Cover photo United Retro Livery A320 2 by Bill Ward licensed under CC BY 2.0


Mak August 5, 2021 - 9:34 am

This leaves out one critical thing: the food was still terrible, even with the printed menu. I’m old enough to remember being served meals like this very well, and the fact is that nobody enjoyed eating this stuff, and it was still the butt of jokes. Fancy meals on planes are something that very few people want or need, and I’d rather have cheaper fares, less service in the cabin that keeps me stuck in my seat, fewer smells in the cabin, and the ability to buy or bring simple food that tastes better on the plane or to wait for a far better meal on the ground. With the exception of J and F on JAL and ANA, I don’t think I’ve ever had a meal on a plane that was half as good as a mediocre meal on the ground . . . a cabin is just not suited to it and no need to fit a square peg into a round hole.

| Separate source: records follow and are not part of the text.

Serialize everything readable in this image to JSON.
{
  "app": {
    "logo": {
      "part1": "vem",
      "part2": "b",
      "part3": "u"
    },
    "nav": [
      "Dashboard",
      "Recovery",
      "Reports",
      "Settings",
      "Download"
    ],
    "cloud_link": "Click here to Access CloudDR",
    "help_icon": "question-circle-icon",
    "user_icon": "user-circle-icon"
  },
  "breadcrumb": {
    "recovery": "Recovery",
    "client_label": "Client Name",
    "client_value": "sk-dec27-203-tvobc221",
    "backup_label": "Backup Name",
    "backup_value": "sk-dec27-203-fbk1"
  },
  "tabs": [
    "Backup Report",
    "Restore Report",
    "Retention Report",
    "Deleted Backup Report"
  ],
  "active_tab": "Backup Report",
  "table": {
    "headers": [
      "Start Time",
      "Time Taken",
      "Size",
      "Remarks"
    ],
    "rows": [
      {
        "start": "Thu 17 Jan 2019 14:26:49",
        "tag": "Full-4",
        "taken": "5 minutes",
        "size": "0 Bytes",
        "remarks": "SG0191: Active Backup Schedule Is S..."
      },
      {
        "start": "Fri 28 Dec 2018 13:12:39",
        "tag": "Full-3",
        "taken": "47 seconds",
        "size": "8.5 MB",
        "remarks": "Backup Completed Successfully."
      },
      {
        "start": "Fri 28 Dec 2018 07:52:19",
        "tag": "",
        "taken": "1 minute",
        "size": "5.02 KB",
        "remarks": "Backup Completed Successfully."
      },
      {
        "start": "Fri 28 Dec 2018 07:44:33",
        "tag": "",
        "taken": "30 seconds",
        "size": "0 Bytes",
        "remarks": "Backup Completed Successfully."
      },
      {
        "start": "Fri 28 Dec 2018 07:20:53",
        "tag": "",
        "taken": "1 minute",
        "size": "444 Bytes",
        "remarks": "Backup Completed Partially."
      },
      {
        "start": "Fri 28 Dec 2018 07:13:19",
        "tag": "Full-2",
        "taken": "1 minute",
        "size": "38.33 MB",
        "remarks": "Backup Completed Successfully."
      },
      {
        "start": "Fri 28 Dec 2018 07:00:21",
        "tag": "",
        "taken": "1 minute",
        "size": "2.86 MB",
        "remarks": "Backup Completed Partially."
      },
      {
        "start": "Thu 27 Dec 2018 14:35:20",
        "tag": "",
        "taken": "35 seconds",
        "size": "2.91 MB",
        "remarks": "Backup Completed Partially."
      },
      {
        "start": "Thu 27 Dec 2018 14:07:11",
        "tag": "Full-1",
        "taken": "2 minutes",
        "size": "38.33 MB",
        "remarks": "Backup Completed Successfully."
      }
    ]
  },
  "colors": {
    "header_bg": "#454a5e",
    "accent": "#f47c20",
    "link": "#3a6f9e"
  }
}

Mally August 5, 2021 - 2:32 pm

Nothing is forever. For now…

jsm August 7, 2022 - 1:51 pm

Max – your need to fly over the pond on Austrian. Superb food, dessert, and coffee

Christian August 7, 2022 - 4:14 pm

The meal quality was surprisingly good too, although as a good rule of thumb the longer the flight the better the food. I didn’t have the pleasure of flying business class or first until 1986 on and that was even better.

xyeahtony August 8, 2022 - 12:11 am

A flight from California to Hawaii back in the 70s was also $3000 adjusted for inflation.